27 August 2006

2 year-itis

Freshly exhausted from a mini-vacation to New York City, I draped myself on the sofa, switched on James Bond in the background, and settled in to read my neglected email. Somewhere between my gmail and my yahoo account it struck me: two years seems to be the statute of limitation on your first post-collegiate job. Almost every mail shooting through cyberspace seems to bear news of a company change, an acceptance back to school, or a much yearned for interview. What is it that we (and I mean the collective, early twenties "we") are looking for? Are our expectations of the "real" world that far off the mark? Are our attention spans that short? Are we so undervalued or undertrained? Why are we able to commit to relationships, cities, and dreams, but not to our jobs?

I must admit to being a particularly early mover. I left my job in finance after a paltry 15 months and chose instead to backpack and scuba dive my time away before returning to school. In retrospect, my expectations were horribly unrealistic. And yet, what I wanted was nothing particularly grand: to be respected for the work I did, and to feel engaged and active in the process. It is the second half that led me to quit so quickly. After four years of maxing out my brain, it was suddenly switched off and that was more depressing to me than a six day work week and a two and a half hour commute.

As a result, I've now committed to the field in which you are a permanent student: medicine.
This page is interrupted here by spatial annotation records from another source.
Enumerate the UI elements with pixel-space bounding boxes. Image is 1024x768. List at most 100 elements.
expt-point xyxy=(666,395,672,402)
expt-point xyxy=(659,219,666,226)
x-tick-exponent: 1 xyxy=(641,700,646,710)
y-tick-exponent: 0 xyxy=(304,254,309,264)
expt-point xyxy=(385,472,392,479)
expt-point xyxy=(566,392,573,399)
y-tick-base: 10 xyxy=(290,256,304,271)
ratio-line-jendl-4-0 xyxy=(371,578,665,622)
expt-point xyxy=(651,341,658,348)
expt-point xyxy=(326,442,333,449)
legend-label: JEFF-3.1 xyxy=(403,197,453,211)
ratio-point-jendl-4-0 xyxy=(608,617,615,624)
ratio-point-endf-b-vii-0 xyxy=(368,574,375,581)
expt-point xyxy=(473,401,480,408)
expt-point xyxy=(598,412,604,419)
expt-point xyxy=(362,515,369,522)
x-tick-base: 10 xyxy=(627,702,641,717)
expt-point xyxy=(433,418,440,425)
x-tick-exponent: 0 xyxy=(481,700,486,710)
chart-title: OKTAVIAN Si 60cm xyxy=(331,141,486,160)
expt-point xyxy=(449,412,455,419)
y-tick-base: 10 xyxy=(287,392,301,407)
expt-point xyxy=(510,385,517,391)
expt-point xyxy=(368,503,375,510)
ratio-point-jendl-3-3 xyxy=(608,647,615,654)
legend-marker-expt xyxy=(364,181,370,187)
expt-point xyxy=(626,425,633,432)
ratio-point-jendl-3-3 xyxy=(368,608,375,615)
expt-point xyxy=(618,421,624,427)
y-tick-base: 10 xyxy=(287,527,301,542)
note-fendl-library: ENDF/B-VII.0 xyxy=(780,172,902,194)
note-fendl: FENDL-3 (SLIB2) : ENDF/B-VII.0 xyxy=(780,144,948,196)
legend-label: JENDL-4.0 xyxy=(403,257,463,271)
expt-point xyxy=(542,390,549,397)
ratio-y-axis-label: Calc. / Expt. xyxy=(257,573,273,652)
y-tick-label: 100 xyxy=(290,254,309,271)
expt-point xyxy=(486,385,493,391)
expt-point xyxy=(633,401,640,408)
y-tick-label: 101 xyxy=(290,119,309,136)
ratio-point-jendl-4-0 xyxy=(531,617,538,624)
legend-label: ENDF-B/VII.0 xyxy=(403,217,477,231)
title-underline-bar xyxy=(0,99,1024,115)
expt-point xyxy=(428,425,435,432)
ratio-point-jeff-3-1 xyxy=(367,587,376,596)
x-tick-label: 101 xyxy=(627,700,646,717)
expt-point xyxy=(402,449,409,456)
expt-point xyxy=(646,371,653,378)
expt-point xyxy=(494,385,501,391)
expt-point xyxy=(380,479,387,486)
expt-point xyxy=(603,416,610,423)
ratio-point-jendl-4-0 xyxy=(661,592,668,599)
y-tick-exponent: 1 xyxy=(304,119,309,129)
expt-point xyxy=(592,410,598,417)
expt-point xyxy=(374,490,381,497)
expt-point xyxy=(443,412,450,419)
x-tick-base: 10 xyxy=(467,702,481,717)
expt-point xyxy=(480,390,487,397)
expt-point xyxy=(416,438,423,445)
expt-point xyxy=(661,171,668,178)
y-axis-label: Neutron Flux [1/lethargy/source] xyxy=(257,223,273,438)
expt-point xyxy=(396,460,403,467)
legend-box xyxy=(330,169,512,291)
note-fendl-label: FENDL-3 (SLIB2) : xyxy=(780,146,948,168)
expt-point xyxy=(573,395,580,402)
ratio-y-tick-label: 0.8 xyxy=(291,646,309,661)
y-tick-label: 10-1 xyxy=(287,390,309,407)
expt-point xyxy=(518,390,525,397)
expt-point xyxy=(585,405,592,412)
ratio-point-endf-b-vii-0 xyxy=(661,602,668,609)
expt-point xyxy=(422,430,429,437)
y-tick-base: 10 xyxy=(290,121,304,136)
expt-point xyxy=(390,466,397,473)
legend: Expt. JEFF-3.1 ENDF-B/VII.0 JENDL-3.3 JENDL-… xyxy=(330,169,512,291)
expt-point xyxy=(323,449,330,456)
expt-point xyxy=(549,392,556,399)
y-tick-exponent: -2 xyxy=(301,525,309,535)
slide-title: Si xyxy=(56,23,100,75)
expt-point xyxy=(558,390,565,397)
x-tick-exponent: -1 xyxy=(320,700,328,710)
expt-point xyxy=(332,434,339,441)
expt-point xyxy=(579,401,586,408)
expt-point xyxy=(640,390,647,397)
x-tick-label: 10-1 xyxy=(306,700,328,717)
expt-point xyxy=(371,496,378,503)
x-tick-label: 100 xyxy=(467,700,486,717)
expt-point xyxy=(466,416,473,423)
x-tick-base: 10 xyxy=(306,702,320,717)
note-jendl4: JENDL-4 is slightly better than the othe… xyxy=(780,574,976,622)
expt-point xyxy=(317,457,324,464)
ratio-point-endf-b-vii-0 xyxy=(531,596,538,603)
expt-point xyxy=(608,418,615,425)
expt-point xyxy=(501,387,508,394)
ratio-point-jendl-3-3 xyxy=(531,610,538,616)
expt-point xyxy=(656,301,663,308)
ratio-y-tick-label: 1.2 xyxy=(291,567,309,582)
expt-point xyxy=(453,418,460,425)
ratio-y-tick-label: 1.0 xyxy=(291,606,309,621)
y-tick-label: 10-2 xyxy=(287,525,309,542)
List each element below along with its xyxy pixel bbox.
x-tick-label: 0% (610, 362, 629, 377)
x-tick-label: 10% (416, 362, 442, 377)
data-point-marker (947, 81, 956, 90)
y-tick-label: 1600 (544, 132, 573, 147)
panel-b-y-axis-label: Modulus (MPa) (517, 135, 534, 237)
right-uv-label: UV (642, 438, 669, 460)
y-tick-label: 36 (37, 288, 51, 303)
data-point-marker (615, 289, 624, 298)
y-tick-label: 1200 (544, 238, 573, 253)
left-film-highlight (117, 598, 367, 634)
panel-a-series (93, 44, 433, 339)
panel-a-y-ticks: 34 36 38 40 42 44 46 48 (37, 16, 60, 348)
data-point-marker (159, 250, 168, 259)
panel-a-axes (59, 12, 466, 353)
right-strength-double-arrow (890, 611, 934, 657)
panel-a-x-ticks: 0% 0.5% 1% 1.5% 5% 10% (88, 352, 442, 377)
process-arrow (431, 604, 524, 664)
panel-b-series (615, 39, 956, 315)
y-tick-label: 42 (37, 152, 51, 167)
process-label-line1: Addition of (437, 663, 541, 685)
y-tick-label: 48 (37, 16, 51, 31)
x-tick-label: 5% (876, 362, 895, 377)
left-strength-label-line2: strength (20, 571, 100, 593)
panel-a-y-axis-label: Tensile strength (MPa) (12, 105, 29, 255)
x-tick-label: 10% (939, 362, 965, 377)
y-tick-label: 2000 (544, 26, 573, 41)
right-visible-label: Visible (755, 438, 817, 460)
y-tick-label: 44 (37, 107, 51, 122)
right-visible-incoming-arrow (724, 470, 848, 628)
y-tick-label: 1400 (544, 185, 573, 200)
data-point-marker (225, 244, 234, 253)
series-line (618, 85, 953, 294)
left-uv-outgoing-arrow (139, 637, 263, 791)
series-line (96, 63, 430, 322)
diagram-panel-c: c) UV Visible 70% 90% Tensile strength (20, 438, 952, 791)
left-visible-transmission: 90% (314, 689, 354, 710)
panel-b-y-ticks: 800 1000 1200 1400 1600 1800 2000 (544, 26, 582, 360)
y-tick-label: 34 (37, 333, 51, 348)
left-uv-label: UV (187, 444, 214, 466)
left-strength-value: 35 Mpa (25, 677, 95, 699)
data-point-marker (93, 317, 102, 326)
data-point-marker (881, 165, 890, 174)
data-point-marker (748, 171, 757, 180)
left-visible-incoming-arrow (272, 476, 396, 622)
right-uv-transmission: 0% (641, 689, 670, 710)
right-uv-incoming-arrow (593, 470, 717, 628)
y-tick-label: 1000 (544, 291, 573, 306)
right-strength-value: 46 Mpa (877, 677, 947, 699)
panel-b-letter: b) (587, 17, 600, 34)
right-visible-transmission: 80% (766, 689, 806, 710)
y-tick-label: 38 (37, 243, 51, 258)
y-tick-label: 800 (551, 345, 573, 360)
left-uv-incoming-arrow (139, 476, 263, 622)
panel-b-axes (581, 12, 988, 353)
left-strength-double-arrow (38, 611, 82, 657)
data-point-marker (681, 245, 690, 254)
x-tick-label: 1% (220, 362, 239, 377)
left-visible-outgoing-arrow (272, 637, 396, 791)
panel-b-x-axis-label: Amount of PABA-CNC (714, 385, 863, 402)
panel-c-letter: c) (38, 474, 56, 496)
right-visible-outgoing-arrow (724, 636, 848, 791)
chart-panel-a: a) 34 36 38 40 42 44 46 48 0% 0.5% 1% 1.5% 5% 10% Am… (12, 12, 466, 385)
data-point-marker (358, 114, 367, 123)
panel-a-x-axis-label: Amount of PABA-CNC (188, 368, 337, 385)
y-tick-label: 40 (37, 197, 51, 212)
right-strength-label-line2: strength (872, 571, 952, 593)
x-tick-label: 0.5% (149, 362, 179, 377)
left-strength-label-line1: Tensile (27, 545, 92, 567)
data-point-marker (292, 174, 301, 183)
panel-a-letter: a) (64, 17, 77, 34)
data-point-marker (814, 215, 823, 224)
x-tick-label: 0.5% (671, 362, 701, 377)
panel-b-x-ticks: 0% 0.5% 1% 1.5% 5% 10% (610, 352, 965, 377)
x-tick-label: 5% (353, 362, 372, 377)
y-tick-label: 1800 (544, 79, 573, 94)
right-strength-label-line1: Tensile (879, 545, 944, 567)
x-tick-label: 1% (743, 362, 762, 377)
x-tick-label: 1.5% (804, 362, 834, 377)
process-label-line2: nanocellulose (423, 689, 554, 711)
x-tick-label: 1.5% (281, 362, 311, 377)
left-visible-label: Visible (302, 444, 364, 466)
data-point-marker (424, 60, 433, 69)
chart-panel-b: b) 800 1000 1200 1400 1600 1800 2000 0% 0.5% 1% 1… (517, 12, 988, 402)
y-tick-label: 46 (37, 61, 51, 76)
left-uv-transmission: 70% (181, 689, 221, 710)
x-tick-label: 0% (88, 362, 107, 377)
It also happens to be the longest road to travel. Law school is three years, an MBA is two. A PhD is five, but I will be 30 when I get my MD and will still have my residency before I can prescribe meds without a guarantor (so to speak). I sincerely hope that it's not commitment phobia that makes us all change our minds so soon after school because the last seven months have shown me that medicine is exactly what I want to do. I am thinner, happier, and dare I say it, even a little more grown up.

Interestingly, most of the other post-bacs here are concerned over their ability to become physicians. While I have my moments of doubt (especially about the MCATs), I far more concerned over my ability to follow through than to pass organic chemistry. My worst fear is not rejection from medical school, it's inability to commit to a path. To accept reality for what it is, rather than what I want it to be.